И Гистрион спел им про ведьму без чар и про актёра, ищущего принцессу.

…По окончании пения откуда-то из кустов с пыхтеньем выбрался небольшой человечек, прямо-таки карлик: угрюмый, пожилой, потрёпанный, с букетиком лесных голубых цветов, и, встав на одно колено, поднёс их Светлине. Он хотел что-то сказать, но славянка перебила его: «Ты тоже в меня втюрился, ах ты, маленький», – и потрепала его по щеке и захохотала. Карлик покраснел, поднялся и отдал цветы Суок.

– Мерси, – скривила губы Суок и бросила укоризненный взгляд на Светлину. – Наш клоун, сын великого клоуна Августа, так сказать, Август номер два, – представила она карлика.

– Не номер два, а Август Второй, или ЗаАвгуст, то есть идущий за Августом, – сердито заметил карлик.

– Очень приятно. Ну так что, берёте меня в труппу? – тянул своё Гистрион.

– А зачем вам труппа? – скрипуче пропел карлик, ревниво его оглядев. – Вы можете и самостоятельно зарабатывать на жизнь своими песенками.

– Песня ничего себе, – сказала Суок, – про любовь.

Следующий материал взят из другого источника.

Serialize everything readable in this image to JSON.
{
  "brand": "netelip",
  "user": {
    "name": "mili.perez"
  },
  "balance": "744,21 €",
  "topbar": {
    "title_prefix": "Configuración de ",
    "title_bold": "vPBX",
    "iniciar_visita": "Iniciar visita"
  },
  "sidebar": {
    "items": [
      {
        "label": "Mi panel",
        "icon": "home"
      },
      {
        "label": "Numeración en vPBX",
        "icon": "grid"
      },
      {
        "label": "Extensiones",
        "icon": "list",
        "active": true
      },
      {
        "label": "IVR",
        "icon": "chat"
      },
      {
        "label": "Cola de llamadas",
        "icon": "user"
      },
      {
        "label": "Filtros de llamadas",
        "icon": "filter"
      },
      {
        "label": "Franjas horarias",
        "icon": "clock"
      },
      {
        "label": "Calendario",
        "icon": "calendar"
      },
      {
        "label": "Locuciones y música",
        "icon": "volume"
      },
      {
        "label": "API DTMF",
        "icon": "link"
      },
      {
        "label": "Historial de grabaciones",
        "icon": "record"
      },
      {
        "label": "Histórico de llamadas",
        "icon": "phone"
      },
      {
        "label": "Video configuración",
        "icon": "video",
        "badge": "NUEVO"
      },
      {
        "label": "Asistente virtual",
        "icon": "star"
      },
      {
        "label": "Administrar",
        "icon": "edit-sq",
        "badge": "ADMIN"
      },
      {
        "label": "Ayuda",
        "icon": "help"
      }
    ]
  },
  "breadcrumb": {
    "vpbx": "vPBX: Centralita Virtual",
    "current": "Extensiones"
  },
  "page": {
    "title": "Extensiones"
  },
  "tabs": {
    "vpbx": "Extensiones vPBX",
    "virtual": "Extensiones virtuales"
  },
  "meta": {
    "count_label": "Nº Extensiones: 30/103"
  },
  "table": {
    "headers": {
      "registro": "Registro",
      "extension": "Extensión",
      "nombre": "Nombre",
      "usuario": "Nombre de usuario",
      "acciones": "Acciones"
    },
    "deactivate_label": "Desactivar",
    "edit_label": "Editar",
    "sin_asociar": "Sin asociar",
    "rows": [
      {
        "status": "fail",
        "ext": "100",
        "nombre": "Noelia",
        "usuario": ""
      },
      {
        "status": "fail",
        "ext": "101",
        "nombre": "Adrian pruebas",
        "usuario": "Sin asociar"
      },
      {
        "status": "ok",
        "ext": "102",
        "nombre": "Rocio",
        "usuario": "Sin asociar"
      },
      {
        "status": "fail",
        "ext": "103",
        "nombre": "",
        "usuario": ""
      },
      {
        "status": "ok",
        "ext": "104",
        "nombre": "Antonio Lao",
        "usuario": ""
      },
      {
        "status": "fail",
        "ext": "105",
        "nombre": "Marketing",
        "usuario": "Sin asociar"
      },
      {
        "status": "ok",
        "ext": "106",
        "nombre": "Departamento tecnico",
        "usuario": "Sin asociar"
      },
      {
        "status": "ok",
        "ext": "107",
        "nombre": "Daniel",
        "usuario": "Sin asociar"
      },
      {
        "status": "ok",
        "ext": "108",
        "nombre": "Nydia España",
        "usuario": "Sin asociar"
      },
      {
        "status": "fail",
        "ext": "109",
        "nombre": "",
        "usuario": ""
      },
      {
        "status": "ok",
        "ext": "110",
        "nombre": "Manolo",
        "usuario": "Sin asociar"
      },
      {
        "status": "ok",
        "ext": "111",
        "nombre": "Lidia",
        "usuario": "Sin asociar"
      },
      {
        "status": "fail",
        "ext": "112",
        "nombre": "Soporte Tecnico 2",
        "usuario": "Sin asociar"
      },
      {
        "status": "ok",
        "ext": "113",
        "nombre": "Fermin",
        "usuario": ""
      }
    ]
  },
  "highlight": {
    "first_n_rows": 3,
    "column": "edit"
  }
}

– Песня, как песня, – перебил Ревтут, – у Высоца лучше. А революционного ничего нет?

Гистрион недоуменно пожал плечами.

– Ну, про свержения ига феодалов, королей? – пояснил Август № 2 с некоторой усмешкой.

– А мне очень песня понравилась, – искренно сказала Светлина.

– Ты главный, ты и решай! – сказала Суок Ревтуту.

– Ладно. Ты местный. Это нам во всяком случае пригодится. Может, и про любовь сойдёт. Будь пока с нами. Только… – Он отозвал Гистриона в сторонку. – Можно, я сегодня на твоём коне поеду? – Он покраснел.

И труппа имени клоуна Августа покатила покорять Середневековье. То спереди, то сбоку перед циркачками гарцевал и выделывался на породистом кевалимском жеребце бывший толстяковский наследник, а ныне руководитель артистов Ревтут. Ему было шестнадцать лет.

Глава девятнадцатая

Король-живодёр

Праздничный сказочный торт, на который когда-то походил дворец, был теперь как бы пооблизан, и даже пооткусан со всех сторон. Он требовал капитального ремонта, а у властей не было денег даже на штукатурку. Пользуясь добротой первого президента, казну разворовали в первые два года правления новой власти. Работать никто не хотел, и не работал, а сам президент и его окружение жили на довольствии у нескольких предприимчивых кухарок и слуг, оставшихся с толстяковских времён. Крестьяне себя ещё кормили кое-как, но горожан кормить не собирались, а за это горожане, вынужденные в черте города сажать картошку и горох с капустой, не продавали им нужных вещей, и крестьяне сидели при лучине. Войска при дворце, гвардейцы и лучники, играли в азартные игры, пьянствовали да развратничали. Звери – и людоеды, и прочие, почти все околели.